Computational study of electrostatic contribution to membrane dynamics

Abstract

Electrostatics plays a crucial role in the membrane biology. Negatively charged lipids (such as PS, PA and PIP2) are subject to redistribution under the action of electrostatic forces during various signalling events. Membrane recruitment of multiple signalling proteins (such as MARCKS or Src kinase) is often maintained by positively charged polybasic domains (PD). Even though adsorption of these proteins to the cellular membrane has been extensively investigated, very little is known about how electrostatic interactions contribute to their membrane lateral dynamics. This thesis presents an investigation of the contribution of electrostatic interactions to the membrane lateral dynamics by means of novel computational tools.

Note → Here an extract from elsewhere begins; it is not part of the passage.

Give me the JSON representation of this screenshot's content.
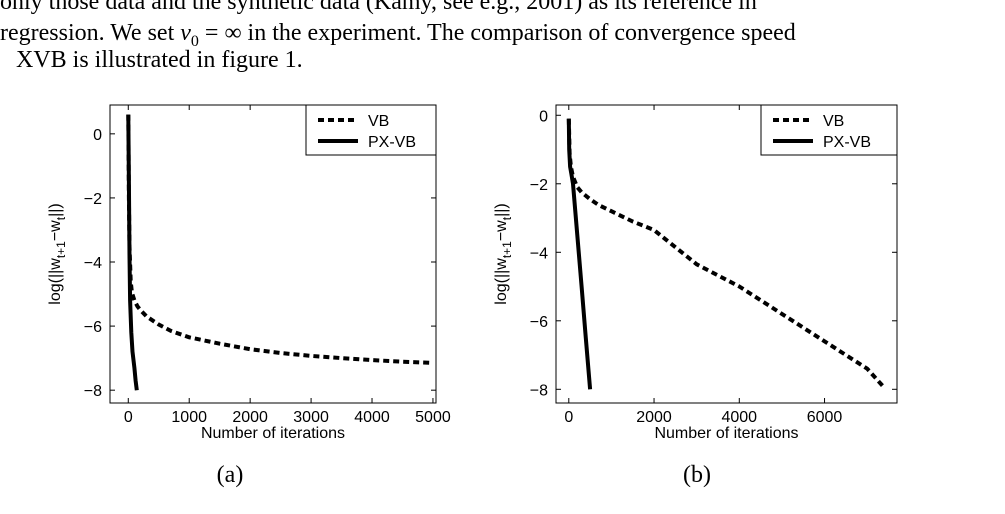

First, I developed a dynamic Monte-Carlo automaton that faithfully simulates lateral diffusion of the adsorbed positively charged PD of a peripheral membrane protein, as well as the dynamics of mono- (PS, PA) and polyvalent (PIP2) anionic lipids within the bilayer. This model allowed to investigate the major characteristics of protein-membrane diffusion on the uniform membrane. In agreement with earlier results, the simulations revealed the following microscopic phenomena: 1) Electrostatic lipid demixing in the vicinity of the PD; 2) PD interacts with PIP2 stronger than with monovalent lipids. On the spatially heterogeneous membrane the automaton predicted a directional drift of the PD, which was validated by a simple mean-field analytical model. The predicted phenomenon could potentially play a major role in membrane domain formation. To test this hypothesis and to investigate the membrane dynamics on larger scales I developed a continuous model, which was based on the results of the automaton simulations. The results of the continuous model and the Monte-Carlo simulations were shown to be in quantitative agreement. The continuous model allows one to simulate the electrostatic membrane dynamics on micrometer scales and can be used to describe various biologically important processes, such as endocytic cup initiation.